Cette recension a été publiée dans le numéro d’été de Politique étrangère (n°2/2017). Frédéric Charillon propose une analyse du nouvel ouvrage de Gilles Kepel, La Fracture (Gallimard/France Culture, 2016, 288 pages).
Après le succès de son Terreur dans l’Hexagone (2015) et bien d’autres travaux de référence, Gilles Kepel publie en les retravaillant (augmentées d’un prologue et d’un épilogue inédits) ses chroniques pour France Culture, qui accompagnèrent une actualité tragique marquée par de nombreux attentats, de septembre 2015 à juillet 2016, de la tuerie de Charlie Hebdo jusqu’à l’assassinat du père Hamel à Saint-Étienne-du-Rouvray, en passant par Nice. Plus qu’un nouveau livre sur l’islamisme, c’est là une réflexion de sociologie des relations internationales qui nous est offerte. D’autres voient dans les attentats récents soit l’effet boomerang d’une politique étrangère française colonialiste – et donc coupable –, soit le maquillage religieux superficiel d’une délinquance classique.
Gilles Kepel insiste sur l’interdépendance, la rencontre et la collusion tout à fait singulières entre un terrain politico-social et une entreprise djihadiste internationale, et principalement moyen-orientale, déjà ancienne, avec ses stratèges, ses doctrines, ses méthodes assumées. Molenbeek ne se comprend pas sans un détour par Raqqa, ni les attentats de Nice sans la compréhension dans le texte du théoricien islamiste Abu Musab Al-Suri. La diagonale qui va des prisons et banlieues françaises jusqu’aux camps d’entraînement mésopotamiens ou autres, est centrale.

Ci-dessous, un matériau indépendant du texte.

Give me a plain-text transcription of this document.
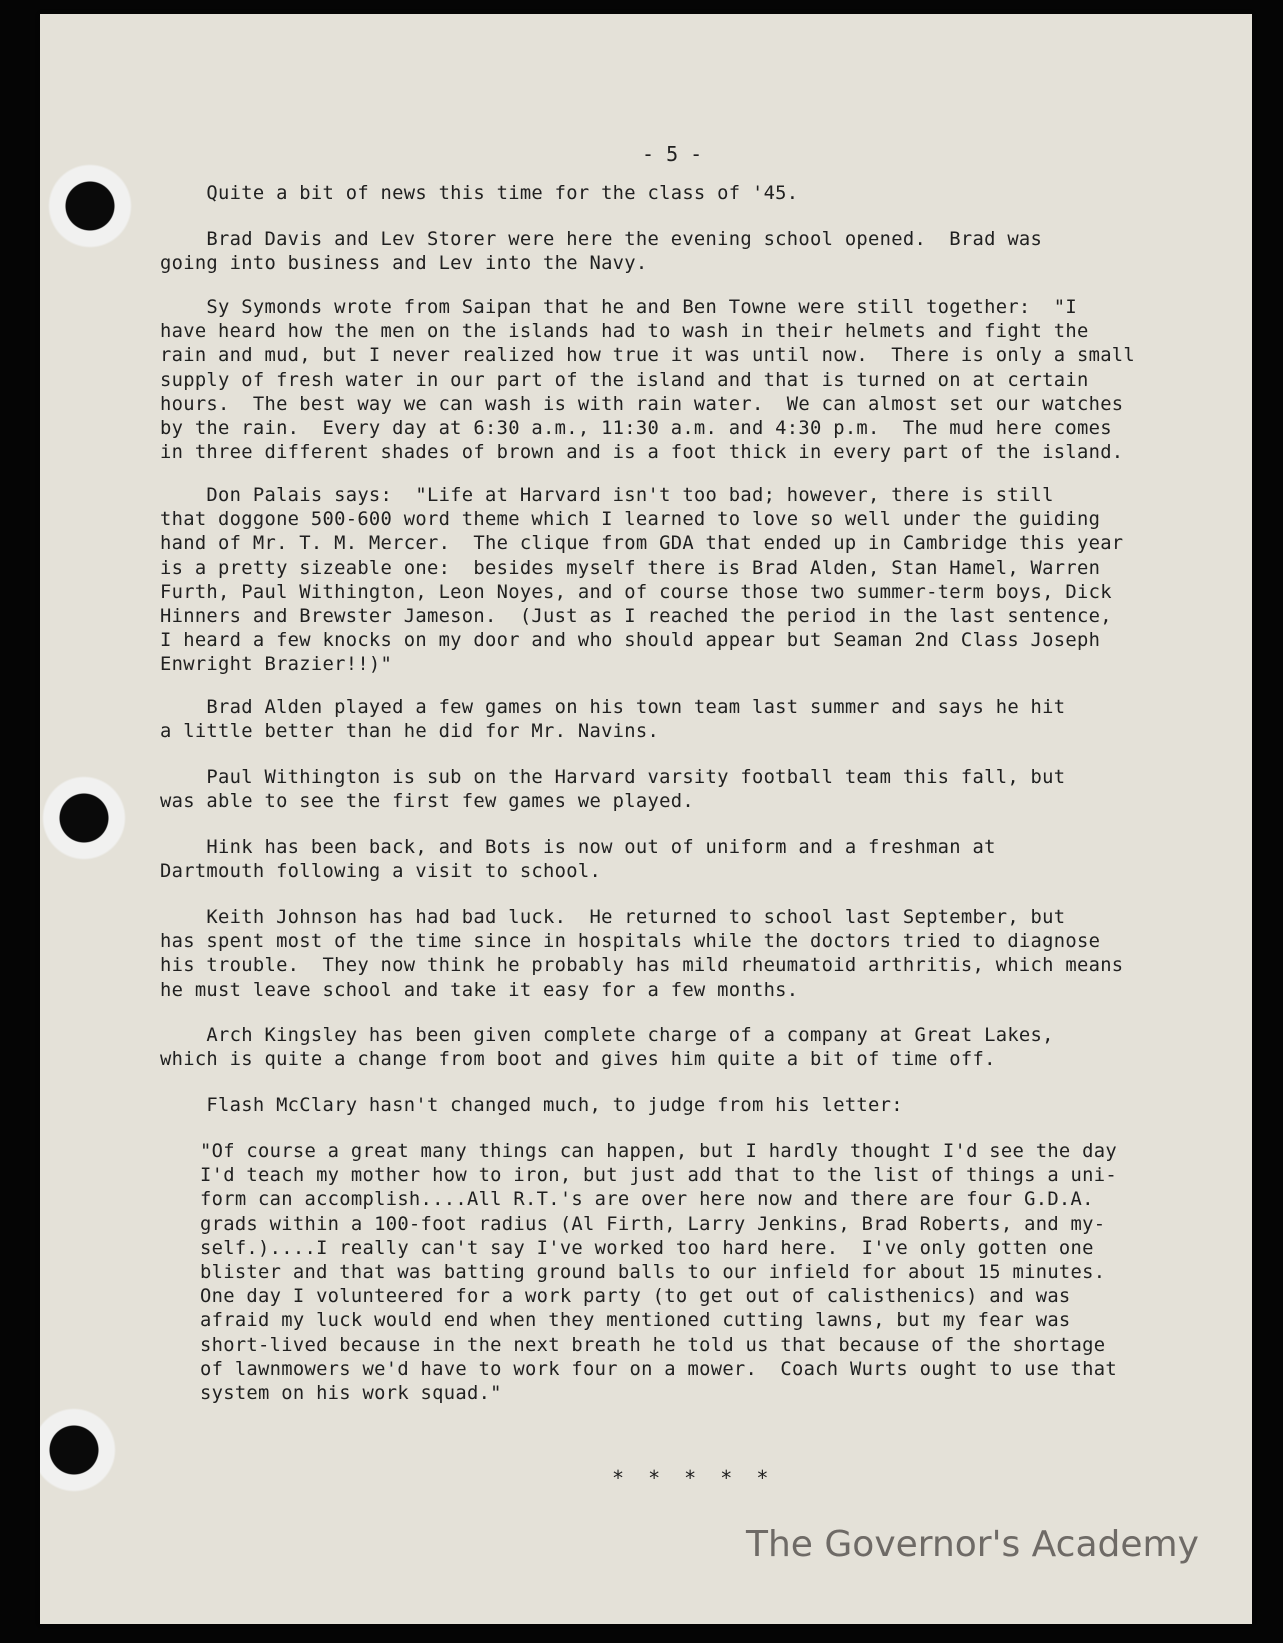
- 5 -

Quite a bit of news this time for the class of '45.

Brad Davis and Lev Storer were here the evening school opened.  Brad was

going into business and Lev into the Navy.

Sy Symonds wrote from Saipan that he and Ben Towne were still together:  "I

have heard how the men on the islands had to wash in their helmets and fight the

rain and mud, but I never realized how true it was until now.  There is only a small

supply of fresh water in our part of the island and that is turned on at certain

hours.  The best way we can wash is with rain water.  We can almost set our watches

by the rain.  Every day at 6:30 a.m., 11:30 a.m. and 4:30 p.m.  The mud here comes

in three different shades of brown and is a foot thick in every part of the island.

Don Palais says:  "Life at Harvard isn't too bad; however, there is still

that doggone 500-600 word theme which I learned to love so well under the guiding

hand of Mr. T. M. Mercer.  The clique from GDA that ended up in Cambridge this year

is a pretty sizeable one:  besides myself there is Brad Alden, Stan Hamel, Warren

Furth, Paul Withington, Leon Noyes, and of course those two summer-term boys, Dick

Hinners and Brewster Jameson.  (Just as I reached the period in the last sentence,

I heard a few knocks on my door and who should appear but Seaman 2nd Class Joseph

Enwright Brazier!!)"

Brad Alden played a few games on his town team last summer and says he hit

a little better than he did for Mr. Navins.

Paul Withington is sub on the Harvard varsity football team this fall, but

was able to see the first few games we played.

Hink has been back, and Bots is now out of uniform and a freshman at

Dartmouth following a visit to school.

Keith Johnson has had bad luck.  He returned to school last September, but

has spent most of the time since in hospitals while the doctors tried to diagnose

his trouble.  They now think he probably has mild rheumatoid arthritis, which means

he must leave school and take it easy for a few months.

Arch Kingsley has been given complete charge of a company at Great Lakes,

which is quite a change from boot and gives him quite a bit of time off.

Flash McClary hasn't changed much, to judge from his letter:

"Of course a great many things can happen, but I hardly thought I'd see the day

I'd teach my mother how to iron, but just add that to the list of things a uni-

form can accomplish....All R.T.'s are over here now and there are four G.D.A.

grads within a 100-foot radius (Al Firth, Larry Jenkins, Brad Roberts, and my-

self.)....I really can't say I've worked too hard here.  I've only gotten one

blister and that was batting ground balls to our infield for about 15 minutes.

One day I volunteered for a work party (to get out of calisthenics) and was

afraid my luck would end when they mentioned cutting lawns, but my fear was

short-lived because in the next breath he told us that because of the shortage

of lawnmowers we'd have to work four on a mower.  Coach Wurts ought to use that

system on his work squad."

* * * * *
The Governor's Academy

Le djihadisme de troisième génération laisse ses acteurs micro-sociaux planifier eux-mêmes leurs actions – quitte à subir quelques contretemps par amateurisme –, mais parce que cette méthode gangrène la société, elle sème le doute, la division. Cette entreprise fait dans l’Hexagone la rencontre explosive de son contraire : celle de l’enfermement et de la xénophobie nationalistes et populistes. Les deux pôles se nourrissant mutuellement.

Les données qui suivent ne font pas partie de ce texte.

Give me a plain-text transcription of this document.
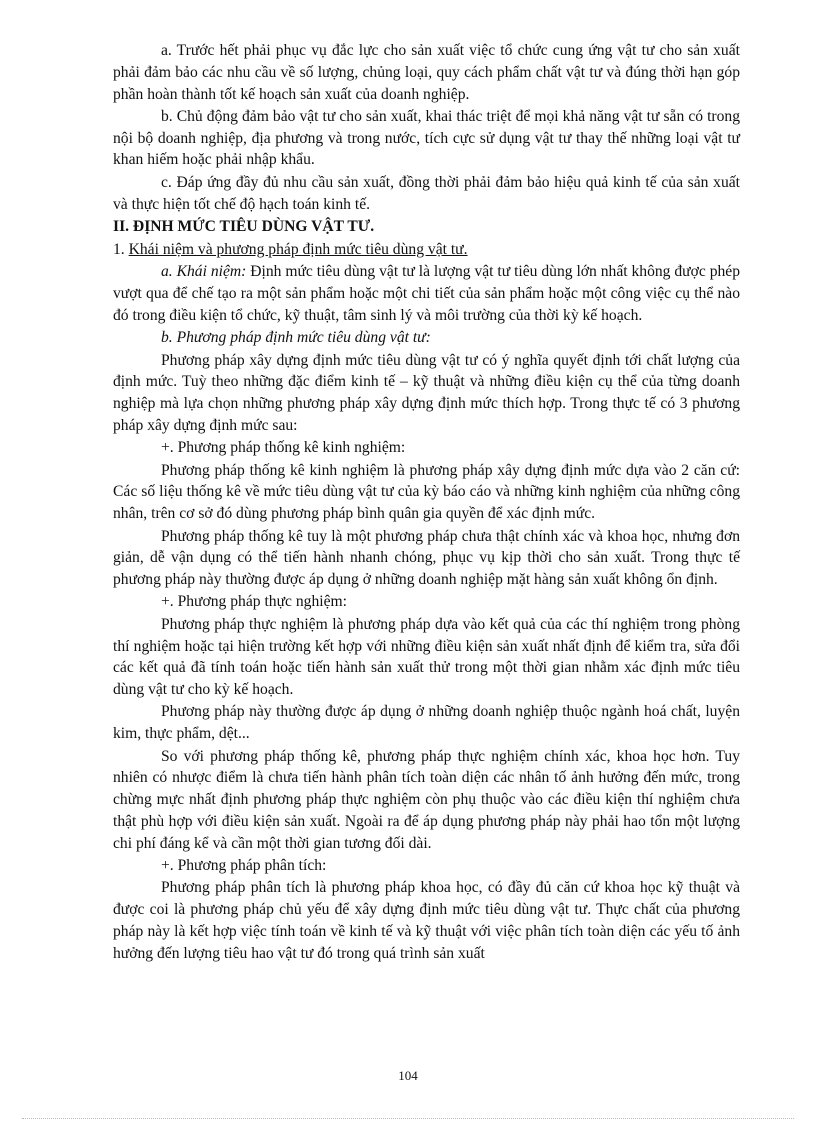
a. Trước hết phải phục vụ đắc lực cho sản xuất việc tổ chức cung ứng vật tư cho sản xuất phải đảm bảo các nhu cầu về số lượng, chủng loại, quy cách phẩm chất vật tư và đúng thời hạn góp phần hoàn thành tốt kế hoạch sản xuất của doanh nghiệp.

b. Chủ động đảm bảo vật tư cho sản xuất, khai thác triệt để mọi khả năng vật tư sẵn có trong nội bộ doanh nghiệp, địa phương và trong nước, tích cực sử dụng vật tư thay thế những loại vật tư khan hiếm hoặc phải nhập khẩu.

c. Đáp ứng đầy đủ nhu cầu sản xuất, đồng thời phải đảm bảo hiệu quả kinh tế của sản xuất và thực hiện tốt chế độ hạch toán kinh tế.

II. ĐỊNH MỨC TIÊU DÙNG VẬT TƯ.
1. Khái niệm và phương pháp định mức tiêu dùng vật tư.

a. Khái niệm: Định mức tiêu dùng vật tư là lượng vật tư tiêu dùng lớn nhất không được phép vượt qua để chế tạo ra một sản phẩm hoặc một chi tiết của sản phẩm hoặc một công việc cụ thể nào đó trong điều kiện tổ chức, kỹ thuật, tâm sinh lý và môi trường của thời kỳ kế hoạch.

b. Phương pháp định mức tiêu dùng vật tư:

Phương pháp xây dựng định mức tiêu dùng vật tư có ý nghĩa quyết định tới chất lượng của định mức. Tuỳ theo những đặc điểm kinh tế – kỹ thuật và những điều kiện cụ thể của từng doanh nghiệp mà lựa chọn những phương pháp xây dựng định mức thích hợp. Trong thực tế có 3 phương pháp xây dựng định mức sau:

+. Phương pháp thống kê kinh nghiệm:

Phương pháp thống kê kinh nghiệm là phương pháp xây dựng định mức dựa vào 2 căn cứ: Các số liệu thống kê về mức tiêu dùng vật tư của kỳ báo cáo và những kinh nghiệm của những công nhân, trên cơ sở đó dùng phương pháp bình quân gia quyền để xác định mức.

Phương pháp thống kê tuy là một phương pháp chưa thật chính xác và khoa học, nhưng đơn giản, dễ vận dụng có thể tiến hành nhanh chóng, phục vụ kịp thời cho sản xuất. Trong thực tế phương pháp này thường được áp dụng ở những doanh nghiệp mặt hàng sản xuất không ổn định.

+. Phương pháp thực nghiệm:

Phương pháp thực nghiệm là phương pháp dựa vào kết quả của các thí nghiệm trong phòng thí nghiệm hoặc tại hiện trường kết hợp với những điều kiện sản xuất nhất định để kiểm tra, sửa đổi các kết quả đã tính toán hoặc tiến hành sản xuất thử trong một thời gian nhằm xác định mức tiêu dùng vật tư cho kỳ kế hoạch.

Phương pháp này thường được áp dụng ở những doanh nghiệp thuộc ngành hoá chất, luyện kim, thực phẩm, dệt...

So với phương pháp thống kê, phương pháp thực nghiệm chính xác, khoa học hơn. Tuy nhiên có nhược điểm là chưa tiến hành phân tích toàn diện các nhân tố ảnh hưởng đến mức, trong chừng mực nhất định phương pháp thực nghiệm còn phụ thuộc vào các điều kiện thí nghiệm chưa thật phù hợp với điều kiện sản xuất. Ngoài ra để áp dụng phương pháp này phải hao tổn một lượng chi phí đáng kể và cần một thời gian tương đối dài.

+. Phương pháp phân tích:

Phương pháp phân tích là phương pháp khoa học, có đầy đủ căn cứ khoa học kỹ thuật và được coi là phương pháp chủ yếu để xây dựng định mức tiêu dùng vật tư. Thực chất của phương pháp này là kết hợp việc tính toán về kinh tế và kỹ thuật với việc phân tích toàn diện các yếu tố ảnh hưởng đến lượng tiêu hao vật tư đó trong quá trình sản xuất

104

Mais c’est également depuis Istanbul, Rabat, Moscou, Genève, Orlando, le Golfe ou Téhéran, où l’auteur s’est rendu, qu’il faut embrasser ce phénomène. Un phénomène qui menace aujourd’hui de façon parfaitement voulue l’équation sociétale française. Dans sa démonstration, Gilles Kepel, a ses coups de gueule récurrents. Contre une caste de politiciens « principalement intéressée à la perpétuation de ses privilèges », « sourds et aveugles » dans leur « mépris de l’Université », « ils ne liront pas ce livre, comme ils n’en lisent aucun autre ». Contre des institutions académiques, aussi, qui ferment les programmes consacrés à l’étude du phénomène (l’auteur est revenu souvent sur le cas de Sciences Po), ou l’explorent sur le seul mode de la culpabilité, à travers les concepts réducteurs ou stigmatisants, de radicalité ou d’islamophobie.

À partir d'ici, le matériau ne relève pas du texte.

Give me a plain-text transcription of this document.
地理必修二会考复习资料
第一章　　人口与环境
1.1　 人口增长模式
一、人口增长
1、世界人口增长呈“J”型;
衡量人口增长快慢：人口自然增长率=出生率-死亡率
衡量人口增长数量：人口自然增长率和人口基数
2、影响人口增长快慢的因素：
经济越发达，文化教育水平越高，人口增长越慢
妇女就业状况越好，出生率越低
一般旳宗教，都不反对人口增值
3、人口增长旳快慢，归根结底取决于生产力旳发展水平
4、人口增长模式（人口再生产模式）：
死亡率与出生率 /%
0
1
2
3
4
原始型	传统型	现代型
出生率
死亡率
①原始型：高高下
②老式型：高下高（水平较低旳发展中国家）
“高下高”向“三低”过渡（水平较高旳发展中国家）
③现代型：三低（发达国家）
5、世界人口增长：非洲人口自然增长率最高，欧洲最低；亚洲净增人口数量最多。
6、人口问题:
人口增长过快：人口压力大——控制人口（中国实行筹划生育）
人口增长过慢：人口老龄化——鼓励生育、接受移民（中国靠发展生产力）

Vladimir Poutine, les réfugiés syriens, le Premier ministre français, les trajectoires personnelles, depuis l’enfance, des auteurs d’attentats, les plans des stratèges de l’entreprise de violence qui tirent les ficelles, les réseaux sociaux, l’intégration à la française et sa jeunesse perdue, les failles belges, le terrain grec, la déchéance de nationalité, Tariq Ramadan et la Mésopotamie, se croisent sans relâche dans cette fresque qui assume sa propre complexité pour s’attaquer aux formules auto-légitimantes. Les propos de Gilles Kepel passent rarement inaperçus. Sa Passion arabe (2013) de longue date empêche de le taxer sérieusement d’islamophobie. Mais son goût de la controverse en sciences sociales reste intact.